Jay Cutler on playing cricket

“Yeah, of course I was good at it – I’m a natural fucking athlete. Seems like a pretty fun game though. They should make it where instead of bowling it on the ground at you they just kind of throw it hard, maybe to a guy squatting behind the hitter for that express reason. Also, you should only have to run around the field once to score. I bet a game like that would do really well here in the States.”


Jay Cutler on his outburst to Mike Martz

“That wasn’t to Mike Martz. My weed guy was waiting in the locker room and I was taking too long apparently. But also, fuck Mike Martz. A WNBA coach could probably come up with better plays than he does.”

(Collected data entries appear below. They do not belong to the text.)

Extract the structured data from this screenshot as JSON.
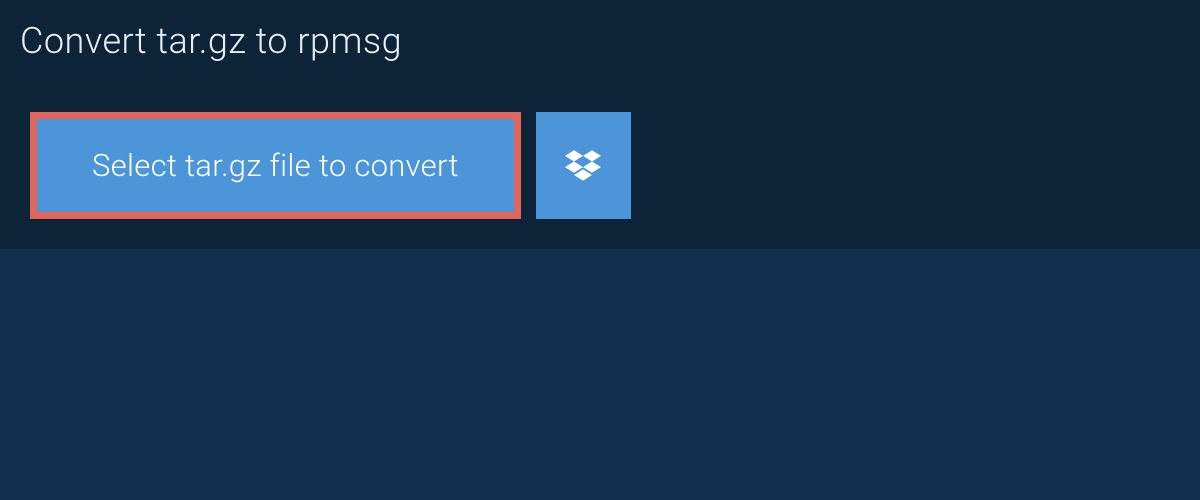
{
  "header": {
    "title": "Convert tar.gz to rpmsg"
  },
  "controls": {
    "select_label": "Select tar.gz file to convert",
    "dropbox_icon_name": "dropbox-icon"
  },
  "colors": {
    "background": "#13314f",
    "panel": "#0d2438",
    "button": "#4b95d8",
    "highlight_border": "#e16659",
    "text_light": "#e8eef4",
    "text_white": "#ffffff"
  }
}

Jay Cutler on Playing in the U.K.

“Dude, British chicks are fucking pale. Like, really pale. It’s gross.”

Ask Jay

James wants to know:

Dear Jay,

What’s with the fucking hat?

Jay’s response:

“I don’t know, James. What’s with your lack of a fucking multimillion dollar contract to play a professional sport? I’m like the god damned messiah in Chicago and I can wear whatever the hell I want during practice. Besides, I had just gotten back from chilling with some bros on Lake Michigan and I was still a little sun burnt.”

Ask Jay

Steve wants to know:

What happened between you and Kristin? And on a similar note how did it feel getting sacked 52 times last season?

Jay’s response:

“Well Steve, that’s an excellent fucking question, or should I say pair of excellent fucking questions. Pretty sure the link says “Ask Jay a Question”, not “Play 20 questions with Jay”. Anyway, in response to your first question, what the fuck do you think happened? She hit her expiration date, just like all slutskies do. Much like Bud Light, they’re best within 90 days of their born-on date. Or something like that.

Regarding the second question, it felt exactly how you’d imagine it would feel to have a bunch of huge black dudes pounding you all at once. Ask your mom, she can probably explain better.”